A viagem, hoje em dia, encontra-se num regime cultural ligeiramente diferente daquele que tem até agora sido constantemente romantizado quer pela vida real, quer pela apaixonante ficção que inspira inúmeros casos concretos. Longe já andam aquelas épicas demandas dos dandies europeus a descobrir os sinuosos e exóticos caminhos do Egipto e do Norte de África, trazendo com eles contos ainda mais mágicos e com a sua dose de pimenta fictícia; ou aquela bravura de quem parte em busca de uma mudança radical na sua vida, deixando para trás os seus amigos e raízes para perseguir o desconhecido. O exótico e o estrangeiro surge agora à distância de um voo low cost que torna tudo mais fácil mas também mais efémero, tal como as relações que vêm amigos partir tão rápido como voltar. Sandy Kilpatrick é certamente um desses amigos que veio, mas há mais de 15 anos que não arredou pé de Portugal.

Começando o seu percurso como relações internacionais no seio do Theatro Circo em Braga o escocês encontrou um novo satélite em Vila Nova de Famalicão onde iniciou uma vida portuguesa que já carrega na sua identidade e uma carreira musical a solo que floresceu nestas terras mas que encontra no folk sem fronteiras a sua identidade. Assim, o seu mais recente disco, Confessions From The South, é de facto uma homenagem a Portugal, mas alarga o seu espectro a etnias diferentes e bem visíveis que compõem um caminho de descoberta que tem traçado ao longo dos seus 15 anos a estabelecer diálogos com culturas e diferentes formas de fazer a canção. Particularmente inspirado nas latitudes americanas que o levam principalmente ao country e ao gospel tingidos de tendências progressivas e viajantes, na música expansiva e morna de Kilpatrick cabem o calor, o frio, o rio e a montanha.

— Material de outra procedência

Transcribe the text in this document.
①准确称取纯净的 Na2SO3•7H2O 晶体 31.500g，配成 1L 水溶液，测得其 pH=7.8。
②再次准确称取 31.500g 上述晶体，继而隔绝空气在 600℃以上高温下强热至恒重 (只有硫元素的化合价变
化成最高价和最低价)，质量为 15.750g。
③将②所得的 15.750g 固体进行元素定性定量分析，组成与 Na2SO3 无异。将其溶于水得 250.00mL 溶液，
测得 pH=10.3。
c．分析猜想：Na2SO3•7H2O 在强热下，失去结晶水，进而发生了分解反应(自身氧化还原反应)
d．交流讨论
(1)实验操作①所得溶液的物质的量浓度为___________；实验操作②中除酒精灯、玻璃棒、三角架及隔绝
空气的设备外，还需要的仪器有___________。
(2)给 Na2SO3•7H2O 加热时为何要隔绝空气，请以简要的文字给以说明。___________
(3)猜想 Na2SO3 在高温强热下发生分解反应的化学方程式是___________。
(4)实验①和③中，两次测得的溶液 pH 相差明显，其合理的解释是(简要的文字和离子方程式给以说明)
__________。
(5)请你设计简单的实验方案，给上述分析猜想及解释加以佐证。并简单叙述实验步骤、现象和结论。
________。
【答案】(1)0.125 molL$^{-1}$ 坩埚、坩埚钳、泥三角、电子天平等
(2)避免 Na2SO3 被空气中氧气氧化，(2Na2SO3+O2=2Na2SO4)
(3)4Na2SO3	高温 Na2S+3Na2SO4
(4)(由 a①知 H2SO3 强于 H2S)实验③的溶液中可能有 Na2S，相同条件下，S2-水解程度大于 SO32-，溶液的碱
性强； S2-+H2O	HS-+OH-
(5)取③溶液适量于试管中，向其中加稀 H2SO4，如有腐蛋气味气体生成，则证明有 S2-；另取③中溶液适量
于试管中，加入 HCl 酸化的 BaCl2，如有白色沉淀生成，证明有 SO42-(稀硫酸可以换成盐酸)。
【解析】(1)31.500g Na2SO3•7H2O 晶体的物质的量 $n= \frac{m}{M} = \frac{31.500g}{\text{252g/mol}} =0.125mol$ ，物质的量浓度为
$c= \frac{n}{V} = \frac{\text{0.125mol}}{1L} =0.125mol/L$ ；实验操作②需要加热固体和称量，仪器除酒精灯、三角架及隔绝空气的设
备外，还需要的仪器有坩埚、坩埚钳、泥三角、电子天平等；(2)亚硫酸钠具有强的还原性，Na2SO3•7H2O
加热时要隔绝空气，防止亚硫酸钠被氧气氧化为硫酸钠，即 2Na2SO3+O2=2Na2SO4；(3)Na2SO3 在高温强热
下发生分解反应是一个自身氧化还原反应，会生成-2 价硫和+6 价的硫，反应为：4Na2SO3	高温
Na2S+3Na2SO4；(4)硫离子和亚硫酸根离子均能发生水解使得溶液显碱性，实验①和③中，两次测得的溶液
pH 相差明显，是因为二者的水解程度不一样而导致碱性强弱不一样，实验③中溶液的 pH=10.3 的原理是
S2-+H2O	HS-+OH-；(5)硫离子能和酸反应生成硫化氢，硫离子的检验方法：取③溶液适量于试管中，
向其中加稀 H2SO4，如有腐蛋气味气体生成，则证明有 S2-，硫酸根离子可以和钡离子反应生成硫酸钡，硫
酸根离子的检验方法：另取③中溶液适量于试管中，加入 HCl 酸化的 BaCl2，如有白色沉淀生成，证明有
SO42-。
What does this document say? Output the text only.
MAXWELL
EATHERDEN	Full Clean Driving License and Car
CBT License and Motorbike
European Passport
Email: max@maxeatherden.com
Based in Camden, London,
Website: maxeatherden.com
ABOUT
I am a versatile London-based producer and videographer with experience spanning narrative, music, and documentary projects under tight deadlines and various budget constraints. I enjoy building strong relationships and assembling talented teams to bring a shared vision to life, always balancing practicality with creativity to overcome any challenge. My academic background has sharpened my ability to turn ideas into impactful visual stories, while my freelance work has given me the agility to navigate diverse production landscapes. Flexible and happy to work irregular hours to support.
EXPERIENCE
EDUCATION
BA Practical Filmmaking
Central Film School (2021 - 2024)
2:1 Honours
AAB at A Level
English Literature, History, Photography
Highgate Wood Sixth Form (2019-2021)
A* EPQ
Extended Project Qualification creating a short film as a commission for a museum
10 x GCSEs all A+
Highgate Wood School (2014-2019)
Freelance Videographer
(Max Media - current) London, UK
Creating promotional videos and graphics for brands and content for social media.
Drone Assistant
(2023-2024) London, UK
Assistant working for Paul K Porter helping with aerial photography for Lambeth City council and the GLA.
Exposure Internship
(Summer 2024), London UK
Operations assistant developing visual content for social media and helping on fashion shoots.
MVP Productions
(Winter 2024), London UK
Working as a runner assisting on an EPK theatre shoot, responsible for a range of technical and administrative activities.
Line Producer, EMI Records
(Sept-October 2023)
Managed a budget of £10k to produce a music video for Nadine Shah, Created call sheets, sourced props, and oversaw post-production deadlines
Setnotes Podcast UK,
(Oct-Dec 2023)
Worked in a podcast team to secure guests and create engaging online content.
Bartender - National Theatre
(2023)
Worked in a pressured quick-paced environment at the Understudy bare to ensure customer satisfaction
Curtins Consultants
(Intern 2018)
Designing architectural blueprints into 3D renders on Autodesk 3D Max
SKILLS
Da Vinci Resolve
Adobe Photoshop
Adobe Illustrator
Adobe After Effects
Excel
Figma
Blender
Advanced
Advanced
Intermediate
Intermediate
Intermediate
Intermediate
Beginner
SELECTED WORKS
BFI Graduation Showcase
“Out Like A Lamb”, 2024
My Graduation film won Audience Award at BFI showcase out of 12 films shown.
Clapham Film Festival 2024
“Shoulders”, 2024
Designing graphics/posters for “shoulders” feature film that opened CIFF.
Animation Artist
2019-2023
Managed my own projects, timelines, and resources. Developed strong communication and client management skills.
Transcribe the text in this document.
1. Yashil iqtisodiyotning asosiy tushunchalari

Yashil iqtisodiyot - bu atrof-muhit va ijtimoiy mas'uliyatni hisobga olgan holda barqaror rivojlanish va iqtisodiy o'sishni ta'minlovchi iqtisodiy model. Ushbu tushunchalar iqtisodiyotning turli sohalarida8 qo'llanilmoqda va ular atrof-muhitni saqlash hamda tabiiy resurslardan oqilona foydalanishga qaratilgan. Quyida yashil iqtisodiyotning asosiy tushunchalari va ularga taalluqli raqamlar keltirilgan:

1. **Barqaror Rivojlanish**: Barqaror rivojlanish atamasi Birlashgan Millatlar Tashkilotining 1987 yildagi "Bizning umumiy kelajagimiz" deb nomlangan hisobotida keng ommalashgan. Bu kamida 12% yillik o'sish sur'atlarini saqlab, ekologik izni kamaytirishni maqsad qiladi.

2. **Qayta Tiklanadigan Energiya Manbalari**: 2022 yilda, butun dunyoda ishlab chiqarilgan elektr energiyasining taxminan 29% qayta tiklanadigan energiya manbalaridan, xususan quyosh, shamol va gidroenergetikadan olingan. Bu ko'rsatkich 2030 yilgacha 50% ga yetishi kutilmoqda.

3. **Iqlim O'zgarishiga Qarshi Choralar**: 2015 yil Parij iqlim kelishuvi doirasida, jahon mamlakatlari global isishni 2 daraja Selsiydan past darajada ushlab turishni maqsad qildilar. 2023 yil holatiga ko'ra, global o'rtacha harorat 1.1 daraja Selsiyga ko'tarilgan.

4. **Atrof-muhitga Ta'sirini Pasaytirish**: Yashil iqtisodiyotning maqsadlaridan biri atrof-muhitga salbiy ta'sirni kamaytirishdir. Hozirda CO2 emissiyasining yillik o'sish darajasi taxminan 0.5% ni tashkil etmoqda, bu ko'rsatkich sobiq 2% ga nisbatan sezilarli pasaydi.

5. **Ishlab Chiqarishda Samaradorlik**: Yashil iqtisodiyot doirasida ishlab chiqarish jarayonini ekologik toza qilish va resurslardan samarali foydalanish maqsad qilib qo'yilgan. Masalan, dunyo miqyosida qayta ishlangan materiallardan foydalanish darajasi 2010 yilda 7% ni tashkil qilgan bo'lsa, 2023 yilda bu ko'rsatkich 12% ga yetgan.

Tirado no novo trabalho como um dos seus fortes destaques, “Hold The Light”, por exemplo, é um tema submergido em nevoeiro, onde o seu início algo reminiscente das cores da braguesa que lhe é próxima alicerçam uma aventura que rapidamente se lança para os bailes mais áridos da americana, que tanto conhecemos de outros amigos como os Calexico, apenas para nos aconchegar no fim numa atmosférica passagem de guitarra reverberada, como quem descansa no cume de uma montanha não para ver a paisagem que se esconde por detrás do fumo branco, mas para apenas desfrutar a conquista. A conquista que entretanto vem com confissão e com uma relação com o transcendental e espiritual bem cunhados nas imagens mais sofridas e sangrentas, ou mais flutuantes e angelicais que vêm no canto plácido e pronunciado de Kilpatrick.

Há uma aura de descoberta e viagem, mas também uma vontade de relação e reconciliação com as terras e os povos que encontra; um diálogo através das sonoridades e da sua interpretação pessoal das mesmas com seu trabalho musical que o fazem um coleccionador de estórias nato. Na verdade, ouvir Sandy Kilpatrick é precisamente coleccionar estórias e imagens e entrar nesta sua aventura que, por fim, traz consigo o verdadeiro sentido de viajar: trazer e deixar algo. Podemos ir a sítios ouvindo a sua música, com a guitarra e voz a guiar-nos tanto pelos arredores do nosso país como a oferecer-nos imagens mais transfronteiriças de diálogos musicais e étnicos que nos podem fazer imaginar; mas se queremos ir mais longe, temos que ir fazer a mala e planear bem a próxima estadia, pois é essa a vontade que Kilpatrick nos dá.